Should I buy an eee PC?
June 27, 2008 1:01 PM   Subscribe

How do I get DVD video onto a optical driveless PC?

So I'm thinking about getting one of those mini laptops such as an ASUS eeePC or some such. My main concern is the lack of an optical drive. I think it's a little silly to buy an external optical drive that you have to lug around with you if you want to watch DVD's.

So actually, I have a couple of questions and if you own one of those eees, I'd love your input.

1) Is it possible to compress a DVD movie on my mac, transfer it to a USB flash drive and watch it on an eee?

2) Does the battery life on one of these computers even make it possible to watch a movie while travelling?

3) The new eee 1000H actually can be configured with a 80gig hard drive. Would this be the way to go over one of the smaller ssd drives?

4)I'm a total linux retard. Is it tough to learn? Should I get one with XP? Will my mac play nicely with both or either?

Thanks for your help!
posted by smithmac_99 to Technology (9 answers total) 4 users marked this as a favorite
 
1. Yes with Handbrake.

2. "Under normal use, backlight at 100 percent and using wireless for web browsing and watching a DivX movie at 75 percent volume, the Eee PC managed to deliver three hours and 23 minutes of battery life under Linux."

3. It has a larger screen as well. It depends what your priorities are.

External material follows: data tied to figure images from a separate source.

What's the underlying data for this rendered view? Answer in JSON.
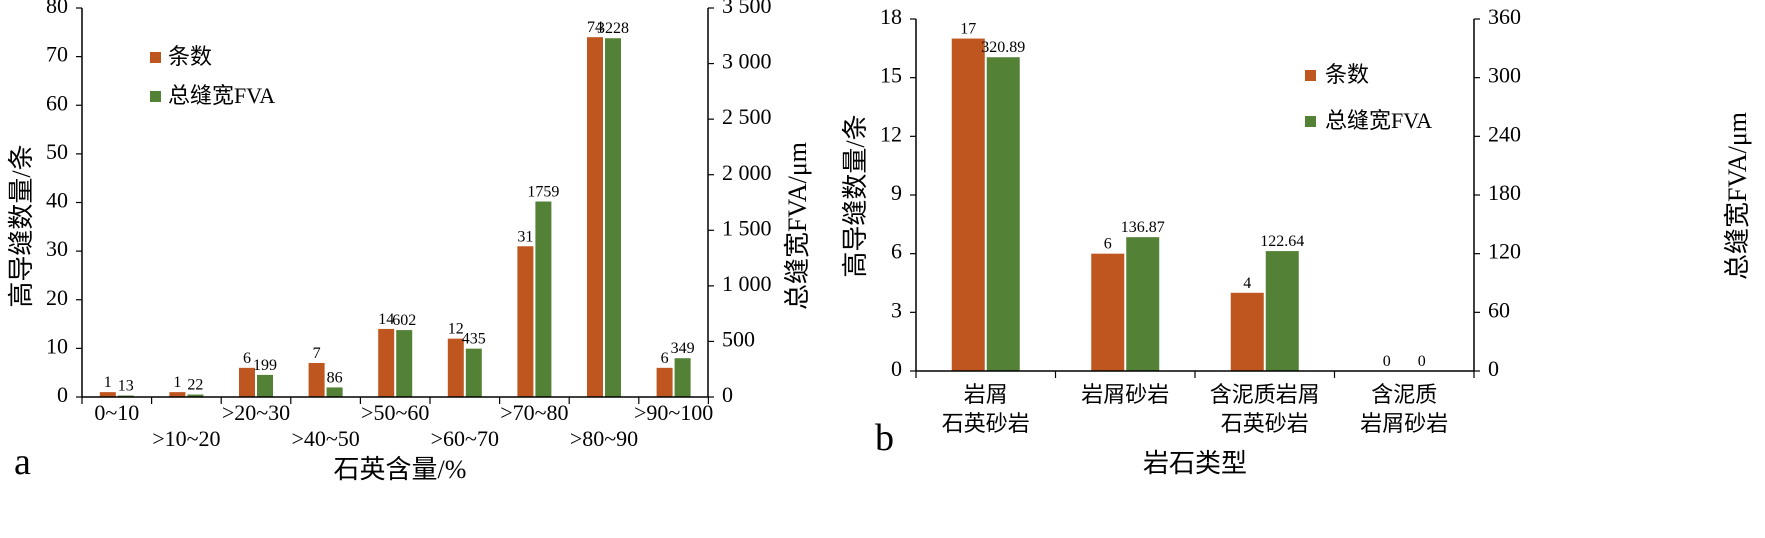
{
  "colors": {
    "count": "#C0561F",
    "fva": "#538135"
  },
  "chart_data": [
    {
      "type": "bar",
      "panel_label": "a",
      "categories": [
        "0~10",
        ">10~20",
        ">20~30",
        ">40~50",
        ">50~60",
        ">60~70",
        ">70~80",
        ">80~90",
        ">90~100"
      ],
      "series": [
        {
          "name": "条数",
          "axis": "left",
          "values": [
            1,
            1,
            6,
            7,
            14,
            12,
            31,
            74,
            6
          ]
        },
        {
          "name": "总缝宽FVA",
          "axis": "right",
          "values": [
            13,
            22,
            199,
            86,
            602,
            435,
            1759,
            3228,
            349
          ]
        }
      ],
      "xlabel": "石英含量/%",
      "ylabel": "高导缝数量/条",
      "y2label": "总缝宽FVA/μm",
      "ylim": [
        0,
        80
      ],
      "y2lim": [
        0,
        3500
      ],
      "yticks": [
        "0",
        "10",
        "20",
        "30",
        "40",
        "50",
        "60",
        "70",
        "80"
      ],
      "y2ticks": [
        "0",
        "500",
        "1 000",
        "1 500",
        "2 000",
        "2 500",
        "3 000",
        "3 500"
      ],
      "legend": "top-left"
    },
    {
      "type": "bar",
      "panel_label": "b",
      "categories": [
        [
          "岩屑",
          "石英砂岩"
        ],
        [
          "岩屑砂岩"
        ],
        [
          "含泥质岩屑",
          "石英砂岩"
        ],
        [
          "含泥质",
          "岩屑砂岩"
        ]
      ],
      "series": [
        {
          "name": "条数",
          "axis": "left",
          "values": [
            17,
            6,
            4,
            0
          ]
        },
        {
          "name": "总缝宽FVA",
          "axis": "right",
          "values": [
            320.89,
            136.87,
            122.64,
            0
          ]
        }
      ],
      "data_labels": [
        [
          "17",
          "6",
          "4",
          "0"
        ],
        [
          "320.89",
          "136.87",
          "122.64",
          "0"
        ]
      ],
      "xlabel": "岩石类型",
      "ylabel": "高导缝数量/条",
      "y2label": "总缝宽FVA/μm",
      "ylim": [
        0,
        18
      ],
      "y2lim": [
        0,
        360
      ],
      "yticks": [
        "0",
        "3",
        "6",
        "9",
        "12",
        "15",
        "18"
      ],
      "y2ticks": [
        "0",
        "60",
        "120",
        "180",
        "240",
        "300",
        "360"
      ],
      "legend": "top-right"
    }
  ]
}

4. Its different. Not as easy as Macintosh. If you are up for learning, have at it. You can always install your brothers copy of Windows XP later on. If you do want XP, its probably worth getting the 1000H.
posted by SirStan at 1:13 PM on June 27, 2008


I would go with the 1000H or 901 over the 701 if price was no object (and probably the 901 first if I didn't need the internal harddrive).
posted by SirStan at 1:16 PM on June 27, 2008


1) It should be - I haven't tried it. DivX would probably be the best codec, and remember to downsize it to the Asus Eee screen size.

2) A 1.5 hour movie should be fine.

3) Yes - I am sooo space constrained on the 4gb SSD.

4) Actually, on this machine it is easy - nothing to learn, if you just use the bundled software. If you want more - there are tutorials for how to drop to a shell/command-line and then use tools to automatically install other software. Honestly - I spent the time to put XP on, and frankly the 4gb SSD is full and the screen is too small to work comfortably. (I have the original 800x600 model)
posted by jkaczor at 1:18 PM on June 27, 2008


re: jkaczor

What do you mean "downsize it to the Eee screen size"? The EEE can do 800x600 or higher, and DVD video is 480i maximum? (720x480). They don't really need to be "downsized" as the Eee's screen is superior to a DVD's resolution. HD/BlueRay -- naturally a different story.
posted by SirStan at 1:21 PM on June 27, 2008


FYI I use Handbrake to rip DVDs for watching on my iPhone (a small format). The movie files are typically about 1.5 GB. I recommend a flash drive of 4 GB or more.
posted by neuron at 1:25 PM on June 27, 2008


I've done something similar with the EEE 701, using handbrake to encode movies to an external hard drive, and playing them with VLC on the EEE. I have found that using h264 at DVD resolution is almost too taxing for the processor on the smaller EEE. I'd suggest either DIVX or downsizing the resolution.

As far as Linux versus XP, it is much easier to install programs on XP than the EEE's custom Linux distro.
posted by zabuni at 1:29 PM on June 27, 2008


1) Yes, using Handbrake. It also has an SD card slot if you have one of those. Then it won't stick out the side like a USB drive.

4) I'd recommend going with eeeXubuntu over the default Linux configuration if you decide to go that way. I had a much easier time finding and installing software once I had access to the Ubuntu repositories.

vlc will play pretty much any movie format and runs on both Linux and XP (and more).

(sorry that eeeuser link appears to be down at the moment, they are usually a great resource)
posted by Gary at 1:53 PM on June 27, 2008


SirStan - you are correct, I wasn't thinking - I was thinking more in-line with HD video, not DVD video.
posted by jkaczor at 3:26 PM on June 27, 2008


3) Depends on what you want. I'd take a 20GB SSD over the 80GB rotary drive any day. You'll have better performance with the SSD and it won't break if you drop the machine. 20GB is plenty for a Linux or Windows installation unless you want to store your media collection.

Also- Wait for the 901 over the 900. Better battery life and a slightly faster processor.